Use Lingo3G Java API in the following cases:

  • You would like to avoid the JSON serialization and deserialization overhead. The overhead should be negligible for small collections of documents, but may become significant when clustering larger numbers of documents.


Apart from apps and APIs, Lingo3G comes with plugins that perform search results clustering inside two popular document indexing engines.

An alternative to running Lingo3G inside your indexing engine is having your application fetch search results from the engine and push them to Lingo3G REST API for clustering. In addition to the universal advantages of a decoupled architecture, you will save some time configuring and upgrading Lingo3G indexing engine plugins.


The elasticsearch-carrot2 plugin accompanied by an extension plugin elasticsearch-lingo3g provide search results clustering for Elasticsearch.

Apache Solr

Apache Solr has built-in support for clustering search results. You can configure Solr to use Lingo3G for search results clustering.

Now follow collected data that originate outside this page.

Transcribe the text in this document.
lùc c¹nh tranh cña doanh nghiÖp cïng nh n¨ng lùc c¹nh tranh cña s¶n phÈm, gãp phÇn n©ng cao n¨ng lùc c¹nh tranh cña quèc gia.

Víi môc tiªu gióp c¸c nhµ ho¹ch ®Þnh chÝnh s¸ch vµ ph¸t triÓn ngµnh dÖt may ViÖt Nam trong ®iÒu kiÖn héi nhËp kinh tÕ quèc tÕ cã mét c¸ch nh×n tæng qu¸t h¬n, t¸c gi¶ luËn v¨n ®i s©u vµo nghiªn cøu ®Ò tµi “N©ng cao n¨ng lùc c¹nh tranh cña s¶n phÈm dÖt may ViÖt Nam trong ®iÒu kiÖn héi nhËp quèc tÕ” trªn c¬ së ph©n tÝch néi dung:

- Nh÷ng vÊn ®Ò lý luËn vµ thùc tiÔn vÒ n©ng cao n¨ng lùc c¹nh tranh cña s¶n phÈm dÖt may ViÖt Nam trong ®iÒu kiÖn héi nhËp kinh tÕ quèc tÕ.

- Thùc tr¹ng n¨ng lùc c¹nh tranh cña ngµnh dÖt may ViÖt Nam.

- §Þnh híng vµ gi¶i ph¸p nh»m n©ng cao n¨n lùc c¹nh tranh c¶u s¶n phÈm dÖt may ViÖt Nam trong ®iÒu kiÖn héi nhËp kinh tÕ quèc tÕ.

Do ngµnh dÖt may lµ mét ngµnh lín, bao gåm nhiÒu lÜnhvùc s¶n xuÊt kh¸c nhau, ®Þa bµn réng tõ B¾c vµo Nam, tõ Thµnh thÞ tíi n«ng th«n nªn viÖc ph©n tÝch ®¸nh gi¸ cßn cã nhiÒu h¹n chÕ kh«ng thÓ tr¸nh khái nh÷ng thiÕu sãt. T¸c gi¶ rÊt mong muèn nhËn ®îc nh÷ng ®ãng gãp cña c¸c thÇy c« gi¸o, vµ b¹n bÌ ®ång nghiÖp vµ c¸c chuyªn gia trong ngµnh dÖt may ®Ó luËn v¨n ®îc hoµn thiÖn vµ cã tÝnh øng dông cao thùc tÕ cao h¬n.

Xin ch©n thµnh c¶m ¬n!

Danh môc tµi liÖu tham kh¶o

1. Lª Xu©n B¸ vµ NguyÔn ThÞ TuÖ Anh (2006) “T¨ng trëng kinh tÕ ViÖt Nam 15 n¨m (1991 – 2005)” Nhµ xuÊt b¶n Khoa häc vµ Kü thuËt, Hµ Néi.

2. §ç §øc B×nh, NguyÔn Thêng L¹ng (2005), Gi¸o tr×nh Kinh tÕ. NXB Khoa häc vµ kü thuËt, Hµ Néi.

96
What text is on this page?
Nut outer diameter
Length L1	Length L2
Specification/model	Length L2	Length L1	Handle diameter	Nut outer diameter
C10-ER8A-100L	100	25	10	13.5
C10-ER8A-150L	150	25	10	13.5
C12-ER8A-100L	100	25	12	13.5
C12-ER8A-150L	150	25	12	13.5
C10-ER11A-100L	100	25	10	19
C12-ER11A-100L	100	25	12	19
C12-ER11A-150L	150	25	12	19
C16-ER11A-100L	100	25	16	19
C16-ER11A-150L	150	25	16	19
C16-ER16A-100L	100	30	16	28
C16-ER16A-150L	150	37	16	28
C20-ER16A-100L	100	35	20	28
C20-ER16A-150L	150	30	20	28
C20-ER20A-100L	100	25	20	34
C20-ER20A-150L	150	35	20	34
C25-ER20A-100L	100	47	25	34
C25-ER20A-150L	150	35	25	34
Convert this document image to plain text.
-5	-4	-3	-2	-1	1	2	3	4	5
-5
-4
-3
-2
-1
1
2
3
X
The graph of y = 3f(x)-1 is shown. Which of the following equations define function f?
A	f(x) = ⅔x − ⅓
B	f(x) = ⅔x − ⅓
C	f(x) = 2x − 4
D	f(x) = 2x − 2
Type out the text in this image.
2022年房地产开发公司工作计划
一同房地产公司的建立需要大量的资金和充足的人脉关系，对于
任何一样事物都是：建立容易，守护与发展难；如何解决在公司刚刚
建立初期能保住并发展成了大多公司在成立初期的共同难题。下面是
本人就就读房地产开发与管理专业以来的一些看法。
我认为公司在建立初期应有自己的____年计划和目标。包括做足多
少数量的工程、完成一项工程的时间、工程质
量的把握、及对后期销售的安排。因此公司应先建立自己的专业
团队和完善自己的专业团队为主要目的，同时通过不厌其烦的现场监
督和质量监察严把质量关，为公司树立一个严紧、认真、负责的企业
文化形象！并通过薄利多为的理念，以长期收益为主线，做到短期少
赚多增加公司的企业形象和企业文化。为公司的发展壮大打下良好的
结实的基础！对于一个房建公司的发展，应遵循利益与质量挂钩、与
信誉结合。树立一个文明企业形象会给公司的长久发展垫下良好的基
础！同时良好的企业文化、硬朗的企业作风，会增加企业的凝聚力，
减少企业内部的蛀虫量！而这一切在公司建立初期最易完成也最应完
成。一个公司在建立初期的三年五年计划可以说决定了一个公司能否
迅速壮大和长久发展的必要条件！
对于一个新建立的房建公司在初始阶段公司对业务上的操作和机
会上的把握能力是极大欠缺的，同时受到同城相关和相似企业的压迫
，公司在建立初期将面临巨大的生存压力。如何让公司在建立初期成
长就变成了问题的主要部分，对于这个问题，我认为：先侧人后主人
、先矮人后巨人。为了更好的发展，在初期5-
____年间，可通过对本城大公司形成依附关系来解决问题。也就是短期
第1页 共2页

Carrot2 is an open source project developed by Carrot Search. Lingo3G and Carrot2 live in symbiosis: Lingo3G is a commercially licensed clustering algorithm built on top of the Carrot2-defined infrastructure. The source code of all Lingo3G tools and APIs is available in the Carrot2 GitHub repository under a permissive license. The only closed-source part is the Lingo3G clustering algorithm.

If you'd like to work only with open source clustering algorithms, we recommend Carrot2's Lingo, the predecessor of Lingo3G. It is fast, fairly accurate and works very well for small document sets.